McDonald was indicted on a number of other charges, but those will be dismissed as part of her plea.
McDonald worked with a man named Nana Kwabena Amuah to open bank accounts using identities a stolen from other people and set up shell companies to receive money from “a variety of victims,” her plea agreement said.
Authorities found more than 40 fake identity cards when they searched McDonald’s house, according to her plea agreement.
In 2022, others involved in the conspiracy impersonated a non-profit organization that had business with the city of Lexington and, using email, got city officials to send payments to the non-profit to a new bank account McDonald had set up using stolen identity information.
Some people involved in the conspiracy were outside the U.S., according to court documents.
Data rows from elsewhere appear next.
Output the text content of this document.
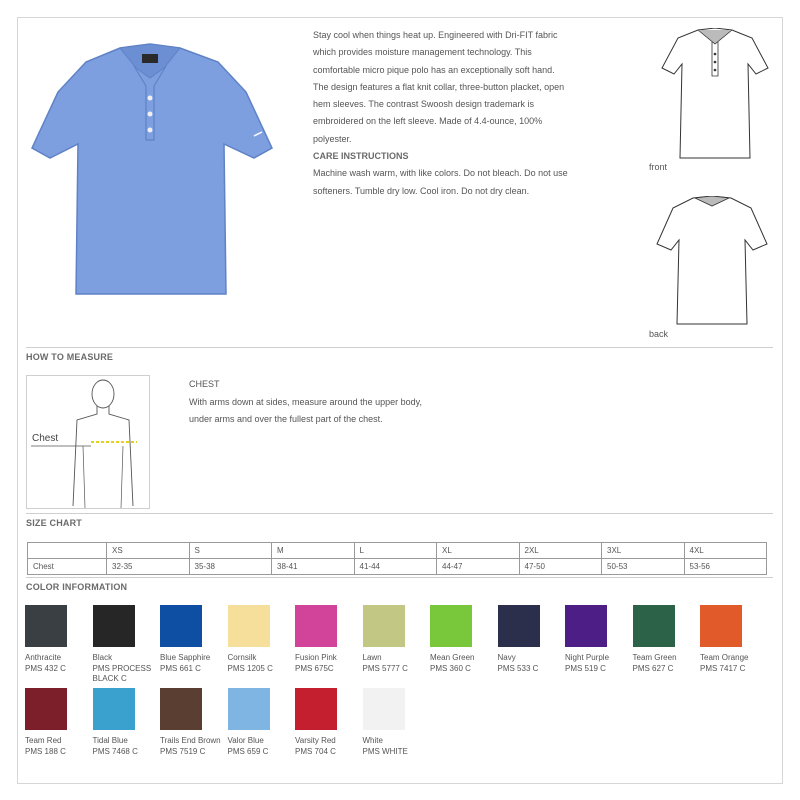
Stay cool when things heat up. Engineered with Dri-FIT fabric which provides moisture management technology. This comfortable micro pique polo has an exceptionally soft hand. The design features a flat knit collar, three-button placket, open hem sleeves. The contrast Swoosh design trademark is embroidered on the left sleeve. Made of 4.4-ounce, 100% polyester.
CARE INSTRUCTIONS
Machine wash warm, with like colors. Do not bleach. Do not use softeners. Tumble dry low. Cool iron. Do not dry clean.
front
back
HOW TO MEASURE
Chest
CHEST
With arms down at sides, measure around the upper body,
under arms and over the fullest part of the chest.
SIZE CHART
	XS	S	M	L	XL	2XL	3XL	4XL
Chest	32-35	35-38	38-41	41-44	44-47	47-50	50-53	53-56
COLOR INFORMATION
Anthracite
PMS 432 C
Black
PMS PROCESS BLACK C
Blue Sapphire
PMS 661 C
Cornsilk
PMS 1205 C
Fusion Pink
PMS 675C
Lawn
PMS 5777 C
Mean Green
PMS 360 C
Navy
PMS 533 C
Night Purple
PMS 519 C
Team Green
PMS 627 C
Team Orange
PMS 7417 C
Team Red
PMS 188 C
Tidal Blue
PMS 7468 C
Trails End Brown
PMS 7519 C
Valor Blue
PMS 659 C
Varsity Red
PMS 704 C
White
PMS WHITE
The city sent large wire transfers to the account in August 2022, according to court documents, ultimately sending $3.9 million.
The money was meant to go to the Community Action Council for rent assistance and transitional housing, the city said.
Truist Bank and the city recovered all the money, according to the U.S. Department of Justice.
Amuah, a native of Ghana, operated out of New York, New Jersey, Florida, Texas and elsewhere and helped McDonald get fake identity cards, according to a court document.
When money from a victim was deposited into one of the shell companies, Amuah had McDonald wire or deliver money to him, and then he would get it to others involved in the conspiracy after taking his cut, the document said.
Amuah is scheduled to plead guilty Thursday to conspiracy to commit money laundering.
That charge has a maximum sentence of 20 years in prison.